Kitabın ilk şiiri ‘kent yankısı’. Emeç şiiriyle ilk defa karşılaşan bir okur, ozanın şiir algısını bu şiirle birlikte rahatlıkla kavrayabiliyor. Yalnızlıktan, çok uzaktan, yorulmaktan, tutunmaktan gelen bir ses bütün hünerini sergiliyor bu şiirde: ‘öyle sessizlik oluyorum ki boşluk kendini dinliyor’ / ‘gördüm gecenin ayakları sabahı adımlıyordu”. Uzaklığın bütün anlamları, kendini ortaya koyduğu bütün aranışlar duyumsanıyor şiirde ama yaşamdan kopmanın, yaşama sırtını dönmenin herhangi bir imajına rastlanmıyor. Sözcükler bir iddia olarak bu uzaklığı taşısalar da, ozan dönüp dolaşıp yaşama nasıl tutunduğunun altını da çiziyor: ‘çünkü, sıcak tutulursa yaşayacak bir imkansızlık, / durmadan kapımı çalıyor, ben açmıyorum.”. Bu söylem elbette kendine akacak bir yatak bulmuşken, bir başkasının varlığı seziliyor şiirde. Şiire bir yerinden giren, ozan kendi iç gerçekliğiyle hareket ederken, bu yazılanda benim de payım var diyen biri… Belki de tam da bu noktada, bir sırrı açıklar gibi, şiirin kendini tamamladığı / durduğu yerde, o başkasından söz açıyor ozan; üstelik, okurun ve şiirin zihnine o başkasını kazırcasına: ‘tam aklına düşeceğim, elimden tutuyorsun’.

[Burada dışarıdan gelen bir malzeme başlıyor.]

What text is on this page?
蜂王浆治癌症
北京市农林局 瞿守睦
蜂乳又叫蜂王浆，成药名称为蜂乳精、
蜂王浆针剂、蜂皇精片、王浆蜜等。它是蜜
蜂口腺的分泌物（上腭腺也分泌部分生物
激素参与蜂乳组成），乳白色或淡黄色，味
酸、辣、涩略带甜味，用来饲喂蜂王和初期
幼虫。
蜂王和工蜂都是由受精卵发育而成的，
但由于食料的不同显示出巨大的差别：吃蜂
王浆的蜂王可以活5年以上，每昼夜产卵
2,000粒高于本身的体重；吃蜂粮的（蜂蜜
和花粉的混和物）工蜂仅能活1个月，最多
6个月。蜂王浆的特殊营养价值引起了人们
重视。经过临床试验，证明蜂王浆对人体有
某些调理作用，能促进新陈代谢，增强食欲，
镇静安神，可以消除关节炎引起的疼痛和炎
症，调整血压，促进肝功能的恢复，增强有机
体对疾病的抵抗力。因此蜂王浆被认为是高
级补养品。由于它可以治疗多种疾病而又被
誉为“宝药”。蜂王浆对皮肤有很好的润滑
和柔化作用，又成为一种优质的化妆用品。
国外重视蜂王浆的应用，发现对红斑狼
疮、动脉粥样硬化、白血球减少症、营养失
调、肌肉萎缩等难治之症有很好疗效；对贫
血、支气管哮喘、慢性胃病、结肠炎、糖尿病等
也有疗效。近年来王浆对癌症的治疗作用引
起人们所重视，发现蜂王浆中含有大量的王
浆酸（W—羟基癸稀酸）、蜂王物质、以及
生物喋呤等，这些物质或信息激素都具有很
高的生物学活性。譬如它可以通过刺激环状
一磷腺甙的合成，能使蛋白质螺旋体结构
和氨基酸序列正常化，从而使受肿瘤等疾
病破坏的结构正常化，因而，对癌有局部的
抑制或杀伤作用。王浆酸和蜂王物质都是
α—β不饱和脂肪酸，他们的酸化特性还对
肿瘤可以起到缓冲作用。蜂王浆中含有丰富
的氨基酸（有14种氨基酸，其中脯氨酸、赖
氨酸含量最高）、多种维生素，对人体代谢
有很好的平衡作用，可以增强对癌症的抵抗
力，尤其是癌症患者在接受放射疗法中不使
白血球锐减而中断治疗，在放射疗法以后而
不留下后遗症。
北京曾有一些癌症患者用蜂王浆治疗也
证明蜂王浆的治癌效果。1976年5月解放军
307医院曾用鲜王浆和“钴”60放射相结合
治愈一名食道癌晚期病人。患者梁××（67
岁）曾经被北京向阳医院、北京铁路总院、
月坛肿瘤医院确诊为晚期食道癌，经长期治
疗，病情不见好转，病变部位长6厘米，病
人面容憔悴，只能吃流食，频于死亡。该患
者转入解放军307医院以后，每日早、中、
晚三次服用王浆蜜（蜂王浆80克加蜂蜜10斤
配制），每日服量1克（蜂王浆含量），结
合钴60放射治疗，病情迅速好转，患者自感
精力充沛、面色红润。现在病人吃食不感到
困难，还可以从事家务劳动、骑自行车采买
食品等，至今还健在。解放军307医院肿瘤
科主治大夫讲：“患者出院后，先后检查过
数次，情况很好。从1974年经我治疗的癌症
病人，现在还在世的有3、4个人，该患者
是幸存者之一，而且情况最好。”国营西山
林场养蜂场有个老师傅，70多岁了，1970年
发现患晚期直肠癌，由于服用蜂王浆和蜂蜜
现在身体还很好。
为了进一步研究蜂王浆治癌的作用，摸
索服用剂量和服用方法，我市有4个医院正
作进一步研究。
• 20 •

Kitabın ikinci şiiri ‘eskiden şehir’de de, daha tanımlayıcı bir hava içinde gelişen söylem, yaşamdan karşılıklar bulma konusunda yine şaşırtıcı bir yerde duruyor; Haydar Ergülen’e ithaf olunan şiirde, Emeç: ‘bir şehir dört şeydir nüfus kütüğünde: çocukluk, anne, arkadaş ve ölüm” diyor. Bir şehrin, bir şehre dair arkadaşlığın kodları öylesine kusursuz ki bu şiirde, yerelden evrensele açılan çağrışımlar, olması gereken güçlü söylemi bir yerden sonra neredeyse ozana gerek kalmadan kendileri kuruyorlar; ozanın payı elbette var fakat doğal bir süreç de işliyor bir yandan, sözcükler aynı şiir içinde kendilerini yeniden anımsatıyorlar, neyi neden söylediklerini yavanlaşmadan, yeniden söyleyerek: ‘trenler, ille de trenler ısınmak için / yolculuk: çocukluktur, annedir, arkadaştır, ölüm….’.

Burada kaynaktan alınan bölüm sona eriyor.